Undergraduates worked on this 3D rendering of the Dartmouth campus throughout the Spring term. As one of seven winning teams they will travel to the Google headquarters in California.
A team of 13 Dartmouth undergraduates became one of seven winning teams in Google's "Build Your Campus in 3D Competition" earning the students a trip to Google's headquarters in California, where they will interact with digital modeling professionals. The team members -- advised by Lorie Loeb, a professor in the computer science department -- worked on their project in Sudikoff Laboratory throughout Spring term and ultimately triumphed over 350 other applicants in the contest.
Loeb said she learned of the project through an e-mail from a Dartmouth alumnus who currently works for Google and began to contact students from a variety of different academic disciplines.
"[The e-mail] caught my attention and so I said, 'Ok I'll call a group, I'll do it,' and I sent e-mails out to some of the students in computer science, digital arts, and studio art departments," Loeb said. "I also sent it to the architecture program. So that's how it got going; that e-mail spurred it, and then I reached out to lots of programs."
She added that the project was a great opportunity for students involved with the College's recently created Digital Arts minor, as the entrants were required to use SketchUp -- a software program recently acquired by Google -- to digitize their campus.
"The digital arts minor is a new program and it is really exciting that this has happened," Loeb said. "The people who are the judges are really esteemed and every Ivy was in there, but we won. For a new program to be recognized by this group of industry professionals in this way is really such an honor and it speaks to what this means."
Loeb also noted that the Dartmouth team faced several obstacles from the beginning due to the number of buildings on campus, which amounts to over 130. Jessica Glago '08, who stepped up as the student leader of the group, said that the sheer scale of the project was the greatest challenge and proved overwhelming at times. Additionally, at other universities the contest was integrated into a course, while the students from Dartmouth contributed to the project in their spare time.
"There were just so many buildings and we really wanted to take our time on every building and make each one all that it could be but they weren't looking for these amazingly detailed buildings," she said. "We had to manage efficiency with getting really nice buildings, while still having a small file size."

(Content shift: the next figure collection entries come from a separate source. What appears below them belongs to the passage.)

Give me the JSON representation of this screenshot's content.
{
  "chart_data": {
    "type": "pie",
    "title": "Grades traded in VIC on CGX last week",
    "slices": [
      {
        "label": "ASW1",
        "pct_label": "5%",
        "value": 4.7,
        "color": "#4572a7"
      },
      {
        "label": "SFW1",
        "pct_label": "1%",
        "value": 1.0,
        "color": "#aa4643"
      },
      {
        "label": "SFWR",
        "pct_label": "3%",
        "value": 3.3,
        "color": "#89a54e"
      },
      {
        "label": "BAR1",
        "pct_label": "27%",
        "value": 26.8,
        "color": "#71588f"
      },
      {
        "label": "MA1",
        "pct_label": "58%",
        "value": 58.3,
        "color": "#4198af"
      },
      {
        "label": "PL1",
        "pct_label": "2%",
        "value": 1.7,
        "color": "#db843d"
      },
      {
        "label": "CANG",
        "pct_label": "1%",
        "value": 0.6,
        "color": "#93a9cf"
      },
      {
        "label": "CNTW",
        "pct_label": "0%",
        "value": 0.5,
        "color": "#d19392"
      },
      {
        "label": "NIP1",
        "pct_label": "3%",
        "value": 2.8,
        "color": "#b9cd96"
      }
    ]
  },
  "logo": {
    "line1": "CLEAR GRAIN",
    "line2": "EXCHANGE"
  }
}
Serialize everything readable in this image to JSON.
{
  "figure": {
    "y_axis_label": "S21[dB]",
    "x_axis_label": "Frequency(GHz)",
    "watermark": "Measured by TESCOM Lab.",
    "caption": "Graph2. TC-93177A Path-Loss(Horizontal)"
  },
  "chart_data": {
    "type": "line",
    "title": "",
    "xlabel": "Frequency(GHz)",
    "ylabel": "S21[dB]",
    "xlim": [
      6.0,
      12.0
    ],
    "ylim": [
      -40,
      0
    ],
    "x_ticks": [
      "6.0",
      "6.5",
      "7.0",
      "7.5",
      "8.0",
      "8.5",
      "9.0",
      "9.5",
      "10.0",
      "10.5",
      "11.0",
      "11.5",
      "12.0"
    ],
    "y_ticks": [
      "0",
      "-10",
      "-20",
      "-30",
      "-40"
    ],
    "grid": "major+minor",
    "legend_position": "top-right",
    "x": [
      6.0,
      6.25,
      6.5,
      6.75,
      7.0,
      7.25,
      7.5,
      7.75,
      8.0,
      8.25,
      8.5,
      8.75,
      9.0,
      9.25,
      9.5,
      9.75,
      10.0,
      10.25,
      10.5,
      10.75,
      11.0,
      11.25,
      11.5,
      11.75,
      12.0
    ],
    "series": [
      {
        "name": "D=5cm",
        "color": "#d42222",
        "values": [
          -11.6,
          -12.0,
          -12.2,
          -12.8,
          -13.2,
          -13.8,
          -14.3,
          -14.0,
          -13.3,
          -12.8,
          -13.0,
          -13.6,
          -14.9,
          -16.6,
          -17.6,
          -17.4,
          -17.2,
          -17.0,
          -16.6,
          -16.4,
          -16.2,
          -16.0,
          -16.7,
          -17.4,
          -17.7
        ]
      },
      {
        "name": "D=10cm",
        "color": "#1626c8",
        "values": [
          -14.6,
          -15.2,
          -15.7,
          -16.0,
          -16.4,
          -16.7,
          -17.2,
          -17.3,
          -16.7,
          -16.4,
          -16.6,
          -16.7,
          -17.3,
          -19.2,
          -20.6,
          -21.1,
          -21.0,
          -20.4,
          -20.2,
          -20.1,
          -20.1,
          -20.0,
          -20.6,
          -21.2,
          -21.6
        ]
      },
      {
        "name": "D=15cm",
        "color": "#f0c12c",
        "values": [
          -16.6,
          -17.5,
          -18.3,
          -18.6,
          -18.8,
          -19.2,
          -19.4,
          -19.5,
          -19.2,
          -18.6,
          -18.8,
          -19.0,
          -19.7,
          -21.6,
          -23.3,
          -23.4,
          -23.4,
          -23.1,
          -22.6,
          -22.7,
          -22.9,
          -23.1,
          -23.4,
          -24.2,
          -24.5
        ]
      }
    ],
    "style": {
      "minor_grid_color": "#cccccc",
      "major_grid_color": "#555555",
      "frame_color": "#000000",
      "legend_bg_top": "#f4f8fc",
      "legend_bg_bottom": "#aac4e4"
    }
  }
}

Glago, a digital arts minor, took hundreds of pictures of campus buildings from various angles to make the process easier for the team. She then used Microsoft Excel spreadsheets to organize the students and their respective tasks and to calculate how many buildings they had to complete each week.
She added that when the team finally started on its first building assignments, there were only 40 days left before the deadline.
"It was definitely a time crunch," Jen Huang '09, a computer science major and digital arts minor who worked on the project, said. "We started Spring term and everyone else had been working on it since January. We had two months to model every single building on campus."
Huang added that the best part of the experience was by far the group dynamic and the artistic aspect.
"Definitely learning how to use [SketchUp] was useful, but it was also really fun," she said. "I did it to be part of something like that. It really has nothing to do with programming -- it's just more art than computer science."
Looking back on the experience, Glago said that what she learned extends far beyond the realm of computer science or digital art.
"I learned how to be the project manager," she said. "At first I really didn't know what I was doing but I think I learned how far I can push people and when to be motivational. We all learned a ton about the software and that was great but when it came down to really getting this project done, it was all about timing."
The project was co-sponsored by the Department of Computer Science and the Digital Arts Minor and received financial support from the College's William H. Neukom 1964 Institute for Computational Science and from Borealis Ventures.
The six other winners are Purdue University, Franklin W. Olin College of Engineering, Concordia University, Indiana University--Purdue, University Fort Wayne, University of Minnesota and Stanford University.